In a World… This movie is a romantic comedy that gets right a bunch of things that romantic comedies almost invariably get wrong. No, that's not quite it. It's like, it traffics in all the dumb cliches of the genre, but it manages to make them work. e.g. you know that thing where the female lead is So Awkward even though she is obviously Cameron Diaz or whatever?  Lake Bell manages to come across as genuinely dorky and odd and obsessive (even though she's model-gorgeous).    

The Heat - see above re Identity Thief. This movie was much funnier than Identity Thief. 
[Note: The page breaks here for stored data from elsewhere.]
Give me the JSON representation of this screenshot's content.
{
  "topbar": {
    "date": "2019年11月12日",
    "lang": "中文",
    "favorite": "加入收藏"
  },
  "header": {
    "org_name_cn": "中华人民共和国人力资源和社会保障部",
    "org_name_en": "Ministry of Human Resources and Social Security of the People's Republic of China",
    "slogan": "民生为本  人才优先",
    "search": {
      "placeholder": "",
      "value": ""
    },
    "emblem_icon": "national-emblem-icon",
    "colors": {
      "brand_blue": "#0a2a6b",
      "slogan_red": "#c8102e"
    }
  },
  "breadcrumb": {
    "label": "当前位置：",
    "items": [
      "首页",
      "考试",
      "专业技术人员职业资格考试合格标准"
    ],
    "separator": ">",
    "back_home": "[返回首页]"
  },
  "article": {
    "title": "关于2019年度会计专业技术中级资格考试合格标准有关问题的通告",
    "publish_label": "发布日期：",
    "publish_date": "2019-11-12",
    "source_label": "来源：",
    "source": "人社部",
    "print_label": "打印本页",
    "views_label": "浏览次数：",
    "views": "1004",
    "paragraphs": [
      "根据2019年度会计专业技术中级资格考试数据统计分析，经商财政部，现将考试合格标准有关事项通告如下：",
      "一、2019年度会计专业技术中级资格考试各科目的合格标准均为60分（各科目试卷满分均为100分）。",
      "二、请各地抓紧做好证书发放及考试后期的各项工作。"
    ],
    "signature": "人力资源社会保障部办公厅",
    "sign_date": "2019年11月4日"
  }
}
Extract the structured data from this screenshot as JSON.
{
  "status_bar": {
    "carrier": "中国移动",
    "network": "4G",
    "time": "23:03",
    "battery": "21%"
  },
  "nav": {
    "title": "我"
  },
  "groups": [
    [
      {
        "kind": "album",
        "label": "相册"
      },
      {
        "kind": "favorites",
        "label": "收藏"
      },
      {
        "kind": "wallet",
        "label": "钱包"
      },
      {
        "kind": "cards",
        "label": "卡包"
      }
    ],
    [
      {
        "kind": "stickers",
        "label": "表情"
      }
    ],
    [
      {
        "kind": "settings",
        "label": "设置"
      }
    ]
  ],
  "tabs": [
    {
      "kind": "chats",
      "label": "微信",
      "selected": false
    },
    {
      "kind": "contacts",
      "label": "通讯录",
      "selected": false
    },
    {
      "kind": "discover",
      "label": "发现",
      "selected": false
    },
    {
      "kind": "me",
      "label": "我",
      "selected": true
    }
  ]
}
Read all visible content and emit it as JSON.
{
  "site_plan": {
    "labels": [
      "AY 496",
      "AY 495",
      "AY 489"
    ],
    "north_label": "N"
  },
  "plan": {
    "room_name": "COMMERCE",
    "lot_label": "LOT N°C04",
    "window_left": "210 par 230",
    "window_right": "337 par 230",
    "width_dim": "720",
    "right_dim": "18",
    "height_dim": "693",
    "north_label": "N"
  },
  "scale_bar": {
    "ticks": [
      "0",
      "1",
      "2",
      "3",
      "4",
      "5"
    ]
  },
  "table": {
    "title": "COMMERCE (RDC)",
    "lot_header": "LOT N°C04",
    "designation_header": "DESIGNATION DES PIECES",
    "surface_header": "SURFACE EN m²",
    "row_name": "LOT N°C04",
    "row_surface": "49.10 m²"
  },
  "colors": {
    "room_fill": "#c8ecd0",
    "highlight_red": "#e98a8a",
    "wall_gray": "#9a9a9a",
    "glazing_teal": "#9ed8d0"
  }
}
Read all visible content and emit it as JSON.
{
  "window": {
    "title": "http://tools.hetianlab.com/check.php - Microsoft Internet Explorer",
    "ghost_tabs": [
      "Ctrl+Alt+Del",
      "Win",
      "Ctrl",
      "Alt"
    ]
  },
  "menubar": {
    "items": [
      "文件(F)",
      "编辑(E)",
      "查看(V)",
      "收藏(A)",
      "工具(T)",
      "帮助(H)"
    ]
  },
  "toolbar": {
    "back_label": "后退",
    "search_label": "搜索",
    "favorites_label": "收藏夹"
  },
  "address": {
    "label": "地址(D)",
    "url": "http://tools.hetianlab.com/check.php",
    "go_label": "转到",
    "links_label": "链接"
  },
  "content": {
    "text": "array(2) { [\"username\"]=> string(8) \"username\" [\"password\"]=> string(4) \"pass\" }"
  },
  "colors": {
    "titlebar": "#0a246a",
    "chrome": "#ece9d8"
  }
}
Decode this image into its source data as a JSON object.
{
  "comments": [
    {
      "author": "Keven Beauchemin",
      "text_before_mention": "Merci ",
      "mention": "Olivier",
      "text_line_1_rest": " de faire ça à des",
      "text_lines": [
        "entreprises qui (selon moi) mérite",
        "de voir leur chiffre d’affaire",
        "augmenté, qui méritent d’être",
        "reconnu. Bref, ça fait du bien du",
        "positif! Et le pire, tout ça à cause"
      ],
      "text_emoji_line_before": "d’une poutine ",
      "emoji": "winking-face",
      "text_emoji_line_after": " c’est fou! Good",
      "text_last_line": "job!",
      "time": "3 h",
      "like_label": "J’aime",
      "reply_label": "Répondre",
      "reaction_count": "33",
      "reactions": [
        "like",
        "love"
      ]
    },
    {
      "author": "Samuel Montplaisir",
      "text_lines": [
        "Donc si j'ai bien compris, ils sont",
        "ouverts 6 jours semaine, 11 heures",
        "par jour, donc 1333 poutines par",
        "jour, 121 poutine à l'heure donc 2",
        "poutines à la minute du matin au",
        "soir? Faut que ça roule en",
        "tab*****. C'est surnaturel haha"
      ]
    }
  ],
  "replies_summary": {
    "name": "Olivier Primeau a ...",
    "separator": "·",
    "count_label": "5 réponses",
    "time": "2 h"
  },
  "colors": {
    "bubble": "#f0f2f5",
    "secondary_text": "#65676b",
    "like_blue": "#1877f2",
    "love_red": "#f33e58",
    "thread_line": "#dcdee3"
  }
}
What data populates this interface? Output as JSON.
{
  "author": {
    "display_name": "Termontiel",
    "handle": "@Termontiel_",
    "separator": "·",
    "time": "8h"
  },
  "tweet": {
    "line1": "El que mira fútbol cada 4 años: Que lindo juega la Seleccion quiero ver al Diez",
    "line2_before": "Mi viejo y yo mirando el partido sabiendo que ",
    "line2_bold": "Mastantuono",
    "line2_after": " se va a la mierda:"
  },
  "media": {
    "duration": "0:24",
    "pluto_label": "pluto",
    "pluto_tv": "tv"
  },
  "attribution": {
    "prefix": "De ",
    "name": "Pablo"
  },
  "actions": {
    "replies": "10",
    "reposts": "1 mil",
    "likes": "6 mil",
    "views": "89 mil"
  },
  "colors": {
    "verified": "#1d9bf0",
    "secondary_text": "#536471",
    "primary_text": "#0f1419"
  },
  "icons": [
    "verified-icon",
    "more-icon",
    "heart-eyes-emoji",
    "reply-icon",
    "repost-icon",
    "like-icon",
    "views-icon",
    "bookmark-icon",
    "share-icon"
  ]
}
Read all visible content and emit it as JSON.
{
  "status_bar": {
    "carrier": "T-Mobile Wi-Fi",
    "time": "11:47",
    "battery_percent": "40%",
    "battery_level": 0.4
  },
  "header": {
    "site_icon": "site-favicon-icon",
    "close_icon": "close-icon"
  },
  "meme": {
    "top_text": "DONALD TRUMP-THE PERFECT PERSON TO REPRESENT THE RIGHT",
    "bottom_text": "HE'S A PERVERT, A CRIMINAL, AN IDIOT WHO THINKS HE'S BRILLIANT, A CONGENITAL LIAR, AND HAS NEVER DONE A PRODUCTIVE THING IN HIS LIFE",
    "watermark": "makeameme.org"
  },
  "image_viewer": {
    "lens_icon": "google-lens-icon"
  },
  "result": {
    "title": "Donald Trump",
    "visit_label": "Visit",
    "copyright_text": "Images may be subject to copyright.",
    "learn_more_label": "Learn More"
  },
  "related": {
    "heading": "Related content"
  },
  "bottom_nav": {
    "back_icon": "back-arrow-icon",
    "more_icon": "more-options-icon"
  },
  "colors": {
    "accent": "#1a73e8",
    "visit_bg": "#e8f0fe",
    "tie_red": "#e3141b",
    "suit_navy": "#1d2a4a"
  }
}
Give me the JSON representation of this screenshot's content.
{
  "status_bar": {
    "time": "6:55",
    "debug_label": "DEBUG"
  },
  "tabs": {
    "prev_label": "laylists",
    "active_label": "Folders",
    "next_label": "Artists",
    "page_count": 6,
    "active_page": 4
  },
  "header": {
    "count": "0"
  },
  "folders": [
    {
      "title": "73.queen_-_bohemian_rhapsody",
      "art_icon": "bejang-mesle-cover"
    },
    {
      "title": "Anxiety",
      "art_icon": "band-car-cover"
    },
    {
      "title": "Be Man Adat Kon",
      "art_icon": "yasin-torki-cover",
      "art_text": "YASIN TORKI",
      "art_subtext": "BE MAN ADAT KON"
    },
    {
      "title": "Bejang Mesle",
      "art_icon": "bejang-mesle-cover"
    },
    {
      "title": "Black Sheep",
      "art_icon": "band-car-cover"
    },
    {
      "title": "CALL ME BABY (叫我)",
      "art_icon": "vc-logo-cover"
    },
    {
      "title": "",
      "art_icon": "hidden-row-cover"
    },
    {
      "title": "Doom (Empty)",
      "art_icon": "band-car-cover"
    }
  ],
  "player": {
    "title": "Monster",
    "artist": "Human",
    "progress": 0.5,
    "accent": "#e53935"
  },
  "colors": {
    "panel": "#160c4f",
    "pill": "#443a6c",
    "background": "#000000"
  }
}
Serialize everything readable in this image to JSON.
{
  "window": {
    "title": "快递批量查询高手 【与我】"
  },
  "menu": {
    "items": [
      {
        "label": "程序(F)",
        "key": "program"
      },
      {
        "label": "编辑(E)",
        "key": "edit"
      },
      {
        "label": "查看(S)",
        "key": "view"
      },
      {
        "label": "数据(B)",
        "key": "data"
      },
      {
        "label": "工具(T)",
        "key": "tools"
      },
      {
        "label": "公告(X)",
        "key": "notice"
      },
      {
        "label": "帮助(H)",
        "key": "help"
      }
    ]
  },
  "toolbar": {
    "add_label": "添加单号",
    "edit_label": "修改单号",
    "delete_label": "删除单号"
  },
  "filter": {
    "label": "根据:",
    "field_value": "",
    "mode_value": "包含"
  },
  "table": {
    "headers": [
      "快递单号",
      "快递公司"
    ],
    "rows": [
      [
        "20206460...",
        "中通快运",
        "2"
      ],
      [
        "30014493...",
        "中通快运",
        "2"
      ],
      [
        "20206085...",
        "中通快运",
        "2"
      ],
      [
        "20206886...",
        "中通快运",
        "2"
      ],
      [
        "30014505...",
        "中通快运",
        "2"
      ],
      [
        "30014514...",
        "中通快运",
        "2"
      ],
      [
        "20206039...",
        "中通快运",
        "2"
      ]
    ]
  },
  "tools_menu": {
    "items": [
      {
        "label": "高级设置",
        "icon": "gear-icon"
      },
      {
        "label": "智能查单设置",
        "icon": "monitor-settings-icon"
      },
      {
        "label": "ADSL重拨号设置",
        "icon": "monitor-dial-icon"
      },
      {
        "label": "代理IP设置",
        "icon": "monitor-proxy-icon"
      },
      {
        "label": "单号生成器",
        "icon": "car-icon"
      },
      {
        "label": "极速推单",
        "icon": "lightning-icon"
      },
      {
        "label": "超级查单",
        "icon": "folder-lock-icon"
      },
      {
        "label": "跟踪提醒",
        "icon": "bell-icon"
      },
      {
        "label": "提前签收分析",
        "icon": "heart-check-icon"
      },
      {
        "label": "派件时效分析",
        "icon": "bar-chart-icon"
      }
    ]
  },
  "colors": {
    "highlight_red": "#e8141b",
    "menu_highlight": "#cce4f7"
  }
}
Much Ado About Nothing - I really did not plan to like this movie, because while it seems very awesome and fun to read or perform a Shakespeare comedy in your  big gorgeous house for funsies, it also seems pretty self-indulgent to then release that thing in movie theaters, even if you are very good at what you do. In black and white no less! But I was totally charmed by it. I'll also second Thad F's opinion (I think it was Thad?) that Nathan Fillian should win some sort of prestigious award for his portrayal of Dogberry. 


The rest, with my Netflix stars ratings:

Monsters University ***
The Way Way Back ***
Philomena ****
Iron Man 3 ***
The Croods ***
Pacific Rim **
Side Effects ***
Red 2 **
The World’s End *****
This is the End ***
Ender’s Game **
The Hunger Games: Catching Fire ***

Wednesday, January 1, 2014

The blogger app is unpleasant. I can't sort posts by author or limit searches only to drafts (at least that I can identify). I see no easy way to embed links or videos without just writing out the html code, which sounds like a real bummer on a tablet. How am I supposed to post choice bits from Reeling in the Year, or the entirety of The Rubber Bandits works here?

I'M TALKING TO YOU GOOGLE.

With regard to New Years resolutions, not complaining did not make the cut. Posting some did!